# Apple Airport Extreme Versus Rogers Wireless router Question



## emalen (Oct 10, 2004)

Hey All,

So I'm moving this weekend and have a question.

In my old house I have used an approx. 5 year old apple wireless time capsule with a Rogers non-wireless router (Small black box). Having visited friend's houses with updates Rogers equipment I'm assuming the Rogers technician will be giving me an updated Rogers wireless router. My questions.

1) Is the new Rogers wireless router better than a five year old apple time capsule?
2) Is the new apple extreme wireless router better than the Rogers router they give you?

and I guess finally, 

Is the Apple extreme wireless router better — for 200 — than the multitude of wireless routers on the market at your local future shop.
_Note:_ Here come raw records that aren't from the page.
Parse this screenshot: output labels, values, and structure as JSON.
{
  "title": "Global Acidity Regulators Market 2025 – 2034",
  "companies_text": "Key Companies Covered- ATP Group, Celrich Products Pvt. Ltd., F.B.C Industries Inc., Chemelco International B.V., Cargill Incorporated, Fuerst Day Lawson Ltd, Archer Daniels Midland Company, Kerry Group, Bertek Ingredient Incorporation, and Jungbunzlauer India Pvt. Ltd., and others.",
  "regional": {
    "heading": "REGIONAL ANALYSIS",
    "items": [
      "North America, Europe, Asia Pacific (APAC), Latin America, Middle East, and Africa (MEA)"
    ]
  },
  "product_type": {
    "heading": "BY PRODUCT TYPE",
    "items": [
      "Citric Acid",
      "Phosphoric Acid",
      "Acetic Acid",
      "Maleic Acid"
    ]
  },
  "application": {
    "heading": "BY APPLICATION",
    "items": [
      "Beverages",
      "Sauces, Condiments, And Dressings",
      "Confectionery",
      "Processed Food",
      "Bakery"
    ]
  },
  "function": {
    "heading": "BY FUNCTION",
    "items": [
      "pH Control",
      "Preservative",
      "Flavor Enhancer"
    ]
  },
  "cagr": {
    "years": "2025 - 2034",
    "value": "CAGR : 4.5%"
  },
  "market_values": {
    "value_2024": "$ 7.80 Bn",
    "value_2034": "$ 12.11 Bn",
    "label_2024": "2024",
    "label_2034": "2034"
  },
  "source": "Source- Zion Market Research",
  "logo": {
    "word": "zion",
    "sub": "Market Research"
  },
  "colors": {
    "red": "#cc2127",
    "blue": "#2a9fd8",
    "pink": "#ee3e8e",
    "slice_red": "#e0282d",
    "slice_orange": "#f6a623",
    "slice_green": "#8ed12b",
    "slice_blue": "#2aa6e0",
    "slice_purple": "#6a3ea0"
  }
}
Usually I'm okay about paying a premium for Apple products (ie. laptop) but is there really a difference when it comes to routers?

Thanks,
Daniel


----------



## Joker Eh (Jan 22, 2008)

1) maybe, I have never used the router part from Rogers I have always bridged it and used my own router, if it is not broken and you are happy, then why change it?
2) Yes, you will want to bridge the router/modem Rogers gives you. Meaning you want to turn off the router part and just use the modem. Turning off just the wireless is not the same. You can find online how to bridge the router/modem online.

finally, I think so, super easy to setup and the range has been a pleasant surprise.


----------



## macintosh doctor (Mar 23, 2009)

I still believe the apple router would be better.. Cisco boxes that rogers uses are like an example I use all the time.. 
it went to the lowest bidder... we send up the brightest and smartest humans we have on the cheapest hydrogen bombs we can build.. LOL

so that said.. rogers gets these in bulk not to mention - you may not get a new one but a reconditioned one.. so I would put it in bridged mood and use the apple router for everything else


----------



## rondini (Dec 6, 2001)

What mac doctor said. +1


----------



## emalen (Oct 10, 2004)

After a little research I discovered I have an AirPort Time Capsule (2008 model)
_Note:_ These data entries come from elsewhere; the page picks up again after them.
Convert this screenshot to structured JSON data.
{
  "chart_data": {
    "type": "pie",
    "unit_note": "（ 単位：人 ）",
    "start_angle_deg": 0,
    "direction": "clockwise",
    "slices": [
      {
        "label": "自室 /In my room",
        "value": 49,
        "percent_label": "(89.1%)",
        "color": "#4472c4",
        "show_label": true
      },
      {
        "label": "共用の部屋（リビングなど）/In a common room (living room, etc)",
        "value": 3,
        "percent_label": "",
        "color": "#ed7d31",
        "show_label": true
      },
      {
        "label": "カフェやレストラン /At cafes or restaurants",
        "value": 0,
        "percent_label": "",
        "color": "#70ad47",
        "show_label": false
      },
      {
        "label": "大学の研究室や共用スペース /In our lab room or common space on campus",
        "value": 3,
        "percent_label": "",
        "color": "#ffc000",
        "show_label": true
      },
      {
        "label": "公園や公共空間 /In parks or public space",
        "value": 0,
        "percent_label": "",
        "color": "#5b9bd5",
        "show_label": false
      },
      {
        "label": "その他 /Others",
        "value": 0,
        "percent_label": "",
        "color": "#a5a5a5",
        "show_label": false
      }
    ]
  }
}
Is an older Airport Time Capsule still better than a new Rogers wifi router (Cisco).

Also, while I'm peppering those smarter than me with questions, Is it worth upgrading to a new Apple Airport Extreme (Don't really need TIme Capsule capabilities). Has wifi technology advanced to the point where it will make things faster for me using wifi (many devices, iMac, macbook air, iPhone, iPad)

THANKS,
Daniel


----------



## MrD (Dec 26, 2009)

emalen said:


> Has wifi technology advanced to the point where it will make things faster for me using wifi (many devices, iMac, macbook air, iPhone, iPad)


That would depend. The new AirPort Extreme uses the new 802.11ac spec which is the next generation which will be replacing "n". Currently only some of the new Mac's use "ac" but I would expect the iPads and iPhones to do so soon (probably on the next product refresh)
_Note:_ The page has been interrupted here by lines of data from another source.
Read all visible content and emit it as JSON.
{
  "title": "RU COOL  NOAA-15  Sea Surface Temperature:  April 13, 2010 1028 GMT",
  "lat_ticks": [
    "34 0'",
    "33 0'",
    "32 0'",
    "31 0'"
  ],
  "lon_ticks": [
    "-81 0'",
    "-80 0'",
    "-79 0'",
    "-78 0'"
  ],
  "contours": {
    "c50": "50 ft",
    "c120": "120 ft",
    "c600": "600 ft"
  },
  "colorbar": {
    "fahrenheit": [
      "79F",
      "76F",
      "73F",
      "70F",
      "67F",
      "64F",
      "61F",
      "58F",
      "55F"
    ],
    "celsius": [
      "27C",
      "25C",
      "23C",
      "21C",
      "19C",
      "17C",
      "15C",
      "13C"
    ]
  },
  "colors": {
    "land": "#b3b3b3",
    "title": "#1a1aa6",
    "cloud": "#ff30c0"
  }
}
802.11ac doesn't have a much faster top speed then 'n', but the low end and average speeds are much higher with 'ac'.


----------



## emalen (Oct 10, 2004)

Thanks MrD,

I think I'll use my old airport time capsule until ipads/iphones are released that would make the most out of a new airport express!


----------



## fyrefly (Apr 16, 2005)

Why talk about 802.11ac in this context? Neither the Time Capsule nor the Rogers router will be 802.11ac, and unless one has a 2013-era MBP or MBA, and transfers a lot of files between computers wirelessly, there's little benefit to everyday users going from N to AC, IMHO. 

emalen, your Time Capsule will probably be better than the rogers router, and will also work to backup your mac in case something ever goes wrong, so it's a good choice to use that! I have a Rogers modem with wireless too, but I've bridged it to my similar-era Airport Extreme. Works great.


----------



## John Griffin (Jan 4, 2002)

I connect my first generation Apple Airport Extreme in bridge mode to a Rogers Rocket Hub via Ethernet and turn the hub's WiFi off. It works really well. When I need WiFi, I just turn on the Airport - otherwise it is left off. As far as I can tell, getting a new $200 Airport Extreme would be overkill since the present Airport handles as much data as the Rocket Hub can supply at it's usual snail's pace. If I could get LTE, maybe it would be worth the switch to the newer Airport but since Rogers has concentrated on monopolizing Sports broadcasting and spending $billions on it, LTE won't be happening anytime soon.


----------